La guinda la pone ‘Tururú’. Este señor debe rozar los 60 años, le faltan casi todos los dientes y se define como un ‘auténtico mariconazo’. Siempre está haciendo la loca. Se levanta el jersey, se sube a una mesa, grita, se toca un pezón, gime y dice, constantemente ‘tururú’. Para mí, es el más normal de todos. Un día ‘Tuturú’ se sinceró conmigo aferrado a una ginebra sin hielo. Me contó que tenía una hija a la que hacía mucho tiempo que no veía, porque vivía con su ex mujer, que no quería saber nada de él. Me confesó también que jamás había estado con otro hombre.

Y por fin, en la esquina de la barra, mi socio y yo, ordenando el devenir.
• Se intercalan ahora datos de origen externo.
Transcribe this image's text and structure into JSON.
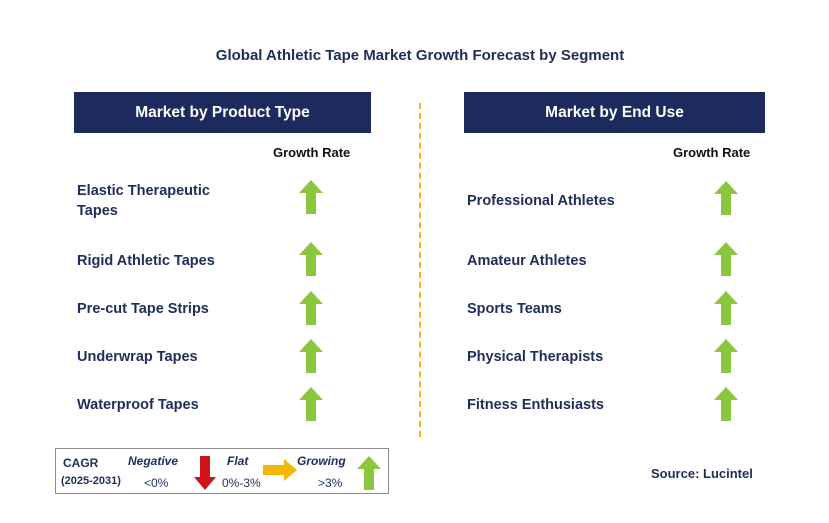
{
  "title": "Global Athletic Tape Market Growth Forecast by Segment",
  "left_panel": {
    "header": "Market by Product Type",
    "growth_label": "Growth Rate",
    "items": [
      {
        "label_line1": "Elastic Therapeutic",
        "label_line2": "Tapes",
        "trend": "growing"
      },
      {
        "label_line1": "Rigid Athletic Tapes",
        "label_line2": "",
        "trend": "growing"
      },
      {
        "label_line1": "Pre-cut Tape Strips",
        "label_line2": "",
        "trend": "growing"
      },
      {
        "label_line1": "Underwrap Tapes",
        "label_line2": "",
        "trend": "growing"
      },
      {
        "label_line1": "Waterproof Tapes",
        "label_line2": "",
        "trend": "growing"
      }
    ]
  },
  "right_panel": {
    "header": "Market by End Use",
    "growth_label": "Growth Rate",
    "items": [
      {
        "label": "Professional Athletes",
        "trend": "growing"
      },
      {
        "label": "Amateur Athletes",
        "trend": "growing"
      },
      {
        "label": "Sports Teams",
        "trend": "growing"
      },
      {
        "label": "Physical Therapists",
        "trend": "growing"
      },
      {
        "label": "Fitness Enthusiasts",
        "trend": "growing"
      }
    ]
  },
  "legend": {
    "cagr": "CAGR",
    "period": "(2025-2031)",
    "negative_label": "Negative",
    "negative_range": "<0%",
    "flat_label": "Flat",
    "flat_range": "0%-3%",
    "growing_label": "Growing",
    "growing_range": ">3%"
  },
  "source": "Source: Lucintel",
  "colors": {
    "header_bg": "#1c2a5e",
    "text_navy": "#1f2d5a",
    "growing_arrow": "#8cc63f",
    "negative_arrow": "#d0131b",
    "flat_arrow": "#f5b800",
    "divider": "#f2b51c"
  }
}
A veces estamos en silencio. Entonces me dedico a observar. Y veo ojos húmedos y miradas huidizas. No los juzgo, no me atrevo. Sólo intento, en un extremo de la barra con mi socio, solucionar el mundo para que a todos ellos les vaya un poquito mejor. También a Tururú.

Tururú

2 comentarios en “Tururú

  1. Anónimo dijo:

    Los más raros del lugar, sin duda, tu colega y tú. ¿Es qué acaso tú ves que alguno de los demás «baradictos» se siente en un rincón de la barra a observar a los demás? sodes raros de la hostia.Apertas.De Impresionistas.